In terms of attracting funds, from my experience there are many offers from equity funds and others looking to put financing together, whether it is from the European Investment Bank, our own Housing Finance Agency, the Ireland Strategic Investment Fund, ISIF, or private funds. The issue, in fact, is finding a way to spend it. The point raised earlier by Deputy Wallace is true. The lending model for developers has totally changed. At present, the banks do not have the appetite to finance developments beyond approximately 60% of the finance costs, so the other 40% has to be made up with new financing models with which some developers are uncomfortable and which, in some cases, have been very expensive in terms of the financing options. That is prohibitive and we are looking at ways to help that situation.
There has not been much discussion on rent supplement and HAP. We are trying to encourage landlords, as well as tenants, into HAP and we are using the tax system to do that. Last November, as part of the package around rent certainty, the Minister for Finance introduced a tax measure whereby landlords can get 100% mortgage interest relief if they commit to having HAP or rent supplement tenants for up to three years. This is trying to tip the balance another way. Let us face the fact that some landlords have a view that discriminates against tenants relying on HAP or rent supplement, which is wrong.
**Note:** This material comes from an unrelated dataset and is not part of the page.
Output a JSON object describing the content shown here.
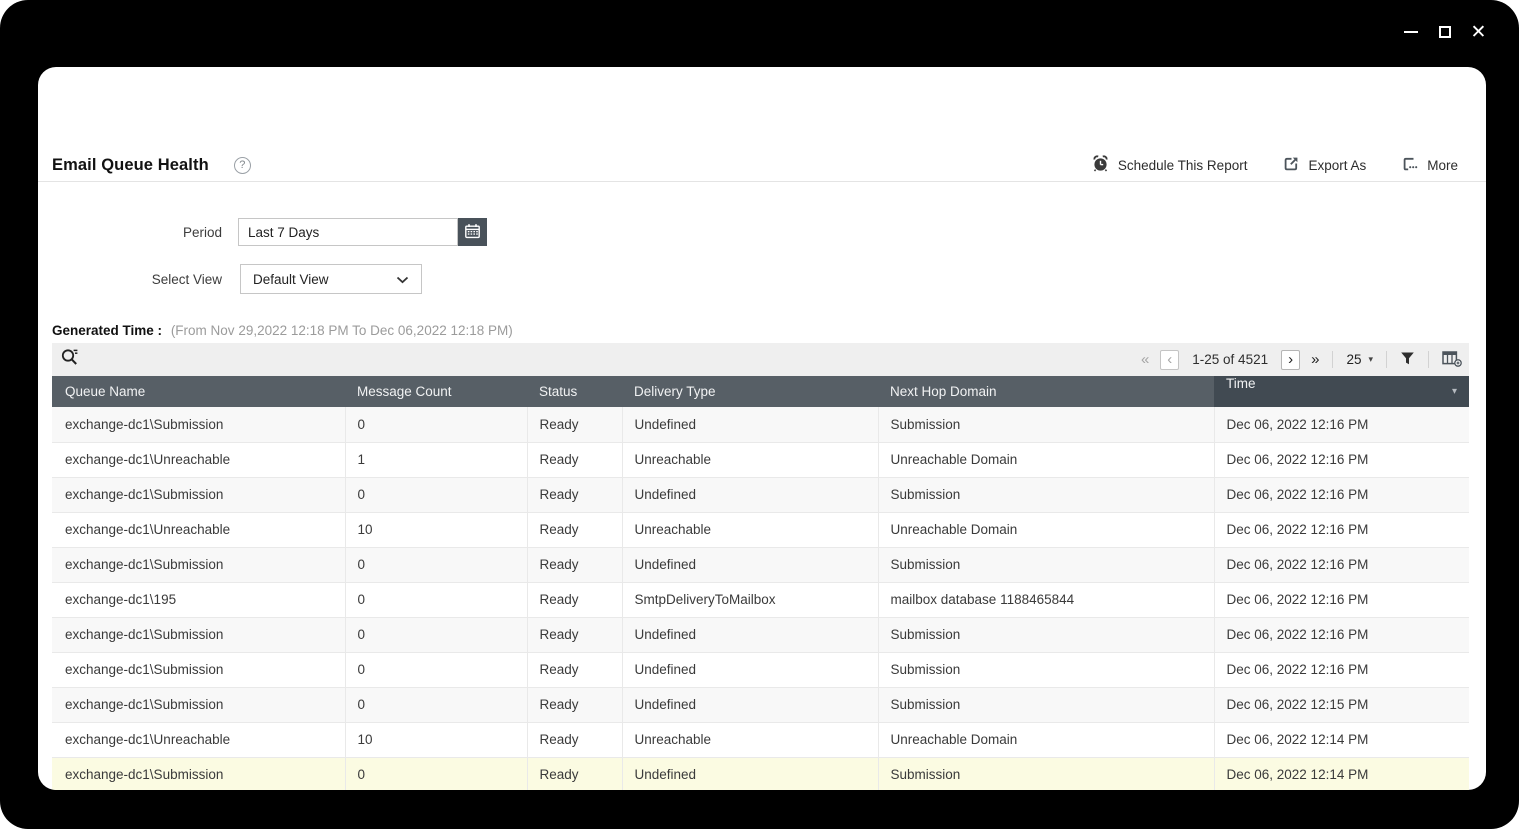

We need to try to address that balance and perception so that we do not disadvantage people in those circumstances.
In the context of one of the other questions asked earlier, we are making €1.5 billion or so available to local authorities for the social housing build-and-buy programme between 2015 and 2017.
Let us consider the impact we predict this resourcing can have on housing lists in local authorities. The average impact can be 25%. Therefore, by the end of 2017, if this money is spent and if the units are delivered on the back of it, housing lists can be reduced by 25% by the end of next year. In some counties the figure is higher and in others it is lower. In the case of Dublin City Council, for example, the figure is 21%. These figures are available if people want them.
The figure in Leitrim was 47% so there are other high figures as well.
I thank the committee. I would have preferred to have stayed for longer. I look forward to getting the committee's report when it is produced. If people want follow-up meetings on the report recommendations, we will happily oblige. If the committee needs any information from the Department in terms of statistics we have that the committee may need to finalise the report, please ask for it.
Thank you, Minister, and thanks to your officials for your attendance today. I was pleased to see that in your opening statement you used terms like "housing crisis" and "emergency situation". This is the manner in which the committee has been addressing the issues.
The committee's report will be available in approximately two weeks' time. Fortunately, this should feed in nicely to the development of the Department's action plan. We are encouraged to hear that the Department's action plan will pay due regard to some of the evidence-based recommendations that the committee hopes to make. I thank the Minister for his attendance. We will suspend the meeting until 2.45 p.m.